Applied Machine Learning 2023 - Final Project

"As a data scientist, I can predict what is likely to happen, but I cannot explain why it is going to happen. I can predict when someone is likely to attrite, or respond to a promotion, or commit fraud, or pick the pink button over the blue button, but I cannot tell you why that's going to happen. And I believe that the inability to explain why something is going to happen is why I struggle to call 'data science' a science."
[Bill Schmarzo, Author of "Big Data: Understanding How Data Powers Big Business"]

Project description:
The final project is a machine learning project on what-ever-you-want! Analyse data from a research group at NBI, figure out, if the stock market can be figured out, test if you can beat your friends in games with AI, try to estimate the selling price of houses, challenge the world on Kaggle, etc. Now, we highly encouraged you to find your own data, and there are few limits to what we will accept. And it does not have to be physics related! However, it should be sizable and have some levels of complexity in it, as this is one of the points of evaluation. But it may be numbers, text, images, sound, ???, or a combination of any of these. The only really strict requirements are, that you use Machine Learning algorithms on some sizable data, and that you work in a group.
Groups should ideally consist of 3-5 persons. However, we also allow for smaller groups (1-2 persons), which will have the same deadline, but who will present their projects towards the end of the exam. We highly encourage groups, as this is the ideal way of learning, and how most project work functions in both academia and industry. Click here to register your group (don't worry - not final).

The aim/target of the ML algorithm developed is secondary and also entirely up to you. However, you may want to consult with us/others regarding the feasibility of your project, though it is not a requirement, that you have fully succeeded at the end.

You should submit the project via Absalon by 22:00 on Tuesday the 13th of June 2023. Exam presentations are the following two days (14th and 15th of June).

Existing data sets:
In case you do not have or do not want to find your own data (with all of its related pitfalls), below we provide a short list of possible data sets that we have in store, and which can be transfered to you "immediately":
  • Identifying ancient "insoluables" from images in Peruvian ice cores (multiclassification, medium, TP)
  • ATLAS V0 particle identification (classification, easy, TP)
  • ATLAS electron energy reconstruction with Convoluted Neural Networks (regression, medium-hard, TP)
  • IceCube neutrino direction reconstruction with Graph Neural Networks (regression, hard, TP)
  • Classification of and regression on astronomical objects (classification and regression, easy-medium, CS)
  • Generating "Synthetic Fault Surfaces”, i.e. how earthquake break fault surfaces in complex patterns (generative, ?, CS)
  • Using nature-inspired algorithms to find large-scale structure in the Early Universe (classification, ?, CS)
  • Clustering of data from Coma Cluster (no pun intended) treasure dataset (clustering, ??)
  • This list will be updated!!!!

    The list may change over time and further information may be added. Until such a time, contact the "data set responsible" regarding details. In discussion with last year's students, the following is a compilation of experiences from last years final projects (a list of which can be found at the main course webpage).

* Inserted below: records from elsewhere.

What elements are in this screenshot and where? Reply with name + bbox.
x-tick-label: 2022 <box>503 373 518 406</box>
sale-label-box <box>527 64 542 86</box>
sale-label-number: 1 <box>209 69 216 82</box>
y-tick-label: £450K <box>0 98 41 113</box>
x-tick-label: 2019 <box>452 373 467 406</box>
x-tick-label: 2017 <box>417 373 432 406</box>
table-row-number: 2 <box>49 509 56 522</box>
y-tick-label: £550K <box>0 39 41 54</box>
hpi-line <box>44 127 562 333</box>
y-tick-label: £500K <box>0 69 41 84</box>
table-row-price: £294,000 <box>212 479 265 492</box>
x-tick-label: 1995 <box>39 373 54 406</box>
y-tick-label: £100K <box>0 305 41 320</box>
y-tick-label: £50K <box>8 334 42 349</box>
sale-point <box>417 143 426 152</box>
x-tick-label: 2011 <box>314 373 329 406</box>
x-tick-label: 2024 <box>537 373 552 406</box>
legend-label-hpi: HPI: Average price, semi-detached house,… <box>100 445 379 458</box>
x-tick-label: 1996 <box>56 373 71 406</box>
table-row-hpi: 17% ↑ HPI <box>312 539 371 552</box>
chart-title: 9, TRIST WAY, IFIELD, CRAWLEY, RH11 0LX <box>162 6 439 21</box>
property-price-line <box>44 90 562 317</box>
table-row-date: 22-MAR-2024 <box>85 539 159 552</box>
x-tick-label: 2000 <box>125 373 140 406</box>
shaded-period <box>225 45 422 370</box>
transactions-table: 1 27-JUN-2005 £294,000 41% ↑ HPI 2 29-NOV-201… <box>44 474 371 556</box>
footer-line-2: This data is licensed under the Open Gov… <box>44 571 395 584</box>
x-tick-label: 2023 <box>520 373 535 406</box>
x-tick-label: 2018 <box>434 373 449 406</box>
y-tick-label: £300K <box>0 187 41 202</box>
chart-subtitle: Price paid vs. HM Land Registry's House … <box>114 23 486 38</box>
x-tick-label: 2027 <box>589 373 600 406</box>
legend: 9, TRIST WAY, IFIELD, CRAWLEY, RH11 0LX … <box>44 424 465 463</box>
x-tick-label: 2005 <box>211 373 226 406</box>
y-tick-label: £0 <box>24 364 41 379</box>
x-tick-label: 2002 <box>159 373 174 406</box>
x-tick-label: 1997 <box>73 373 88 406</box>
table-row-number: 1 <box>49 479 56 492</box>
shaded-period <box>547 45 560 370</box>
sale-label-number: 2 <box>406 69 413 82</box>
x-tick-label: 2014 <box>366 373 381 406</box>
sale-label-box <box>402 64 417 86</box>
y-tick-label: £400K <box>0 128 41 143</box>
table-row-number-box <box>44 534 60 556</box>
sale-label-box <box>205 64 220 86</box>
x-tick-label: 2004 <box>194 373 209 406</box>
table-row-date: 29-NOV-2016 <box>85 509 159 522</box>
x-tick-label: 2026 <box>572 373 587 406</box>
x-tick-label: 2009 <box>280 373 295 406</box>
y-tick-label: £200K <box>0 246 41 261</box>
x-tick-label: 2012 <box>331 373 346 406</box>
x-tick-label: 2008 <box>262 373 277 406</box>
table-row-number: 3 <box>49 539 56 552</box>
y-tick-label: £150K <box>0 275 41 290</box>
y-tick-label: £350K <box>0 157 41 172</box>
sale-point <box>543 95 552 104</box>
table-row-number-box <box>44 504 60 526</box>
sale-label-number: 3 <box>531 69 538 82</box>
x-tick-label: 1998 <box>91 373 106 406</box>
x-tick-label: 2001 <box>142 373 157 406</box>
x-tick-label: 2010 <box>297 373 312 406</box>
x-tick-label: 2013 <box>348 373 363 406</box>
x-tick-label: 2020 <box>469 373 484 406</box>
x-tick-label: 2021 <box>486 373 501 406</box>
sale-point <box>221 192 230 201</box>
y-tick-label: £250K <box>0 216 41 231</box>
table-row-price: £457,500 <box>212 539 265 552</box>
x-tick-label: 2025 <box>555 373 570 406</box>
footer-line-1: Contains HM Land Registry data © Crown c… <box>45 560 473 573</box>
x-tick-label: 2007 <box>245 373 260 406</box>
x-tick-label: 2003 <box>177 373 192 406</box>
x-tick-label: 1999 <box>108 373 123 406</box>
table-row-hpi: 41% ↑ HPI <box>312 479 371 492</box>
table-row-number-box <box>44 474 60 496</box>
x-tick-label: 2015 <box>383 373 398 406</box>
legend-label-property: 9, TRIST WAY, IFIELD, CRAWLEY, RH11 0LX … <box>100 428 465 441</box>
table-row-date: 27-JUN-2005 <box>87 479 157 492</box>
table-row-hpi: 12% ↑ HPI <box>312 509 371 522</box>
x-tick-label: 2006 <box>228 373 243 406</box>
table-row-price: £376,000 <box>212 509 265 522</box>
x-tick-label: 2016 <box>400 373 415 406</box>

    Solutions and submission:
    Your Final Project solutions should consist of two PDFs and code:
    1) A set of slides, which contain your work fit for a 15 minute presentation (i.e. about 15 slides) along with an appendix describing details.
    2) A project statement on individual contributions (e.g. "All participants contributed evenly").
    3) Code used for project (only for reference - not for evaluation!), preferably in .zip format.
    All members of a group should present. If for some reason this is not possible/wanted, then please simply state why in the project statement. To simplify matter, you should name your files as follows: FirstNamesOfGroupMembers_ProjectName.pdf, for example: TroelsAzzurraArnauThomas_StudentGradingRegression.pdf. And likewise for project statement and code.

    Evaluation:
    The final projects will be evaluated based on the following criteria:
  • Complexity of problem and depth of solution (incl. appendix)
  • Choice of methods and arguments behind
  • ML performance and own evaluation of it
  • Clarity of presentation
  • Implementation, technical details, optimisation, etc. (your appendix)
  • Ability to evaluate ML usage (your evaluations of the other presentations)
    You will all be presenting your projects on Wednesday the 14th and Thursday the 15th of June 2023 in an all-day presentation frenzy starting 9:00. We will do our best to ensure your comfortability, and at the same time ask you to evaluate the other projects (don't worry - we will not grade based on your evaluations). We request (and assume) that everybody will be there. If you for some reason can not be there the full day, write us with your conflicts and reasons, and we'll do our best to mend the program or reschedule exam. If your group has preferences to any of the two days, please write us.


    Last updated: 14th of April 2023 by Troels Petersen.